Written by AZoM
An innovation in radio frequency (RF) plastics welding now enables manufacturers of medical bags and pouches to obtain the clarity, elasticity, and performance advantages of Medalist medical elastomers while providing a safe and fully compliant alternative to PVC, thermoplastic polyurethane (TPU), or natural rubber latex.
Teknor Apex Company and Genesis Plastics Welding are jointly announcing this breakthrough at MD&M East, where ecoGenesis RF plastics welded samples of fluid drainage and storage bags from Medalist-based film are on display at the exhibits of Genesis (Booth 968) and Teknor Apex (Booth 829A).
While conventional RF plastics welding works well with such polymers as PVC and TPU, low dielectric loss materials such as Medalist elastomers from Teknor Apex have until now not been bondable with this process. The ecoGenesis RF plastics welding technology developed by Genesis enables film produced from a Medalist elastomer to form strong permanent bonds with itself as well as with polypropylene and similar polymers. And while the alternative technique of heat sealing produces only a straight-line bond, the sample bags shown at MD&M East exhibit the ability to weld complex patterns in one sequence, displaying the wide range of design possibilities available for Medalist elastomers with ecoGenesis RF plastics welding technology.
This new capability for joining and assembly makes available to manufacturers of medical fluid delivery, storage, and drainage bags several important advantages over widely used PVC. Besides being free of halogens and phthalates, Medalist elastomers are available at lower hardness ranges, provide a broader processing window, exhibit greater elasticity and superior low-temperature flexibility, have a wider range of service temperatures, and save weight because of their lower density.
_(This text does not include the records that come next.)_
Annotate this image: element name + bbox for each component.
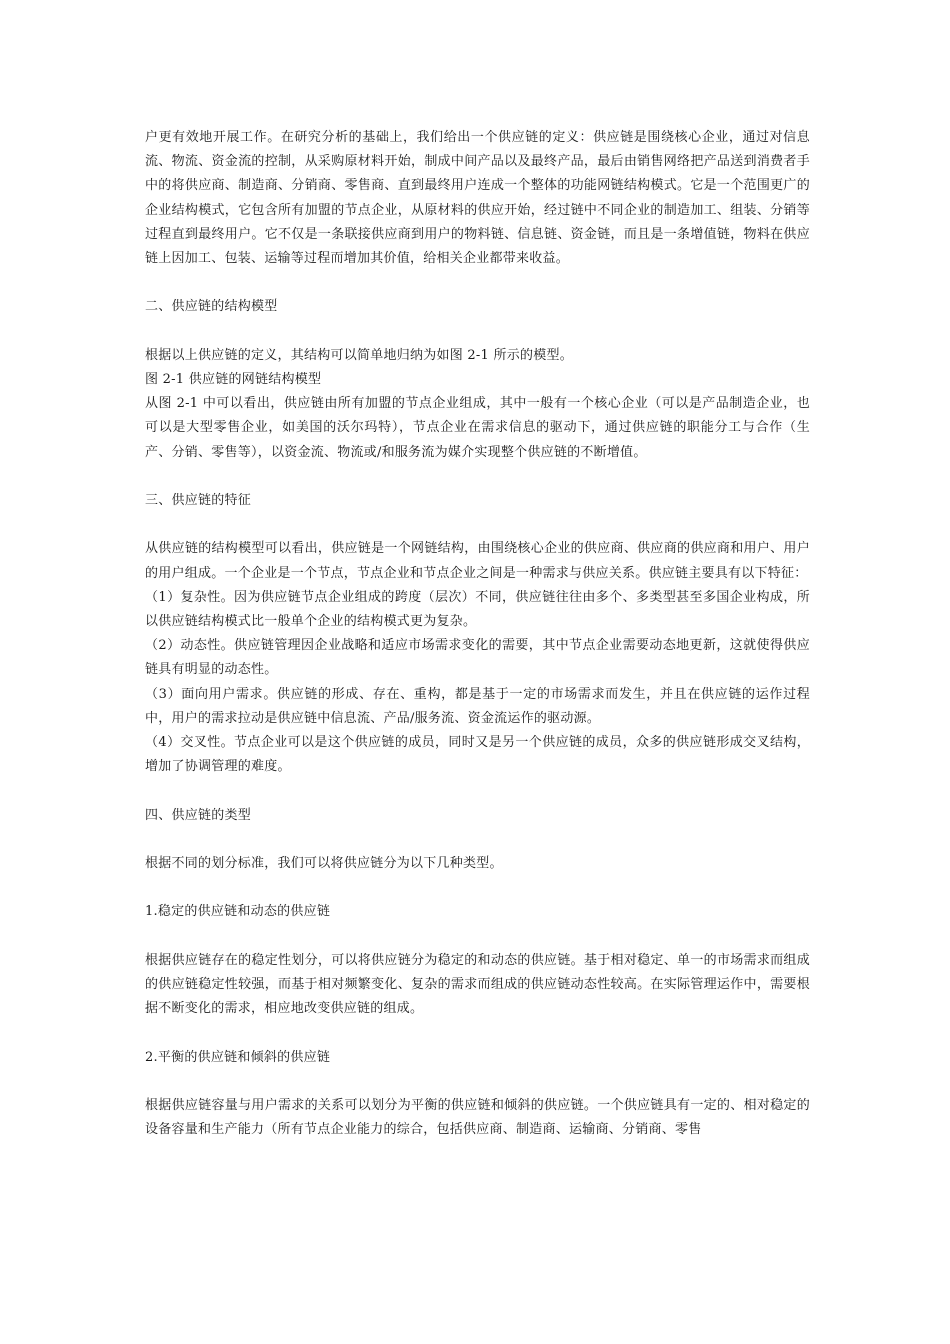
section-heading-characteristics: 三、供应链的特征 — [145, 493, 252, 508]
paragraph-gap — [145, 925, 810, 949]
paragraph-characteristics-intro: 从供应链的结构模型可以看出，供应链是一个网链结构，由围绕核心企业的供应商、供应商的供应商和用户、用户的用户组成。一个企业是一个节点，节点企业和节点企业之间是一种需求与供应关系。供应链主要具有以下特征： — [145, 541, 810, 581]
figure-caption: 图 2-1 供应链的网链结构模型 — [145, 372, 322, 387]
paragraph-gap — [145, 513, 810, 537]
paragraph-gap — [145, 779, 810, 803]
subheading-balanced-tilted: 2.平衡的供应链和倾斜的供应链 — [145, 1049, 331, 1065]
document-page — [145, 126, 810, 1142]
section-heading-types: 四、供应链的类型 — [145, 807, 252, 823]
list-item-dynamics: （2）动态性。供应链管理因企业战略和适应市场需求变化的需要，其中节点企业需要动态地更新，这就使得供应链具有明显的动态性。 — [145, 638, 810, 678]
paragraph-types-intro: 根据不同的划分标准，我们可以将供应链分为以下几种类型。 — [145, 856, 503, 871]
list-item-user-demand: （3）面向用户需求。供应链的形成、存在、重构，都是基于一定的市场需求而发生，并且在供应链的运作过程中，用户的需求拉动是供应链中信息流、产品/服务流、资金流运作的驱动源。 — [145, 686, 810, 726]
subheading-stable-dynamic: 1.稳定的供应链和动态的供应链 — [145, 904, 331, 920]
paragraph-gap — [145, 271, 810, 295]
list-item-cross: （4）交叉性。节点企业可以是这个供应链的成员，同时又是另一个供应链的成员，众多的供应链形成交叉结构，增加了协调管理的难度。 — [145, 735, 810, 775]
paragraph-figure-explanation: 从图 2-1 中可以看出，供应链由所有加盟的节点企业组成，其中一般有一个核心企业（可以是产品制造企业，也可以是大型零售企业，如美国的沃尔玛特），节点企业在需求信息的驱动下，通过供应链的职能分工与合作（生产、分销、零售等），以资金流、物流或/和服务流为媒介实现整个供应链的不断增值。 — [145, 396, 810, 460]
paragraph-balanced-tilted: 根据供应链容量与用户需求的关系可以划分为平衡的供应链和倾斜的供应链。一个供应链具有一定的、相对稳定的设备容量和生产能力（所有节点企业能力的综合，包括供应商、制造商、运输商、分销商、零售 — [145, 1097, 810, 1138]
paragraph-gap — [145, 465, 810, 489]
paragraph-definition: 户更有效地开展工作。在研究分析的基础上，我们给出一个供应链的定义：供应链是围绕核心企业，通过对信息流、物流、资金流的控制，从采购原材料开始，制成中间产品以及最终产品，最后由销售网络把产品送到消费者手中的将供应商、制造商、分销商、零售商、直到最终用户连成一个整体的功能网链结构模式。它是一个范围更广的企业结构模式，它包含所有加盟的节点企业，从原材料的供应开始，经过链中不同企业的制造加工、组装、分销等过程直到最终用户。它不仅是一条联接供应商到用户的物料链、信息链、资金链，而且是一条增值链，物料在供应链上因加工、包装、运输等过程而增加其价值，给相关企业都带来收益。 — [145, 130, 810, 267]
paragraph-stable-dynamic: 根据供应链存在的稳定性划分，可以将供应链分为稳定的和动态的供应链。基于相对稳定、单一的市场需求而组成的供应链稳定性较强，而基于相对频繁变化、复杂的需求而组成的供应链动态性较高。在实际管理运作中，需要根据不断变化的需求，相应地改变供应链的组成。 — [145, 952, 810, 1017]
paragraph-gap — [145, 1070, 810, 1094]
paragraph-gap — [145, 320, 810, 344]
paragraph-gap — [145, 1021, 810, 1045]
paragraph-structure-intro: 根据以上供应链的定义，其结构可以简单地归纳为如图 2-1 所示的模型。 — [145, 347, 573, 363]
paragraph-gap — [145, 828, 810, 852]
list-item-complexity: （1）复杂性。因为供应链节点企业组成的跨度（层次）不同，供应链往往由多个、多类型甚至多国企业构成，所以供应链结构模式比一般单个企业的结构模式更为复杂。 — [145, 589, 810, 629]
paragraph-gap — [145, 876, 810, 900]
section-heading-structure-model: 二、供应链的结构模型 — [145, 299, 278, 315]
Like PVC, Medalist elastomers are available in fully transparent grades.
"ecoGenesis RF plastics welding is the latest addition to a rapidly expanding portfolio of methods for fabricating medical devices with components made from Medalist elastomers," said Elliott Pritikin, new business development specialist for Teknor Apex's Thermoplastic Elastomer Division. "High-purity Medalist compounds can be sealed or bonded using standard techniques, including adhesive bonding, vibration welding, heat-sealing-and now RF welding."
The availability of RF plastics welding capability for Medalist elastomers gives greater scope for designers and processors of medical bags and pouches, noted Tom Ryder, president and CEO of Genesis Plastics Welding. "In making it possible to RF-weld Medalist elastomers, the proprietary ecoGenesis technology opens the door to lower manufacturing costs, elimination of heat-seal additives, and the possibility of reducing raw-material costs. In addition, RF plastics welding yields dependable, clean-looking seals-even in intricately shaped patterns."
Genesis provides companies using Medalist elastomers with two options: 1) to use the welding services of the company as a contract manufacturer employing a regulation-compliant clean room at its facility in Indiana, U.S.A.; or 2) to license the ecoGenesis technology for use on their own standard RF welding equipment.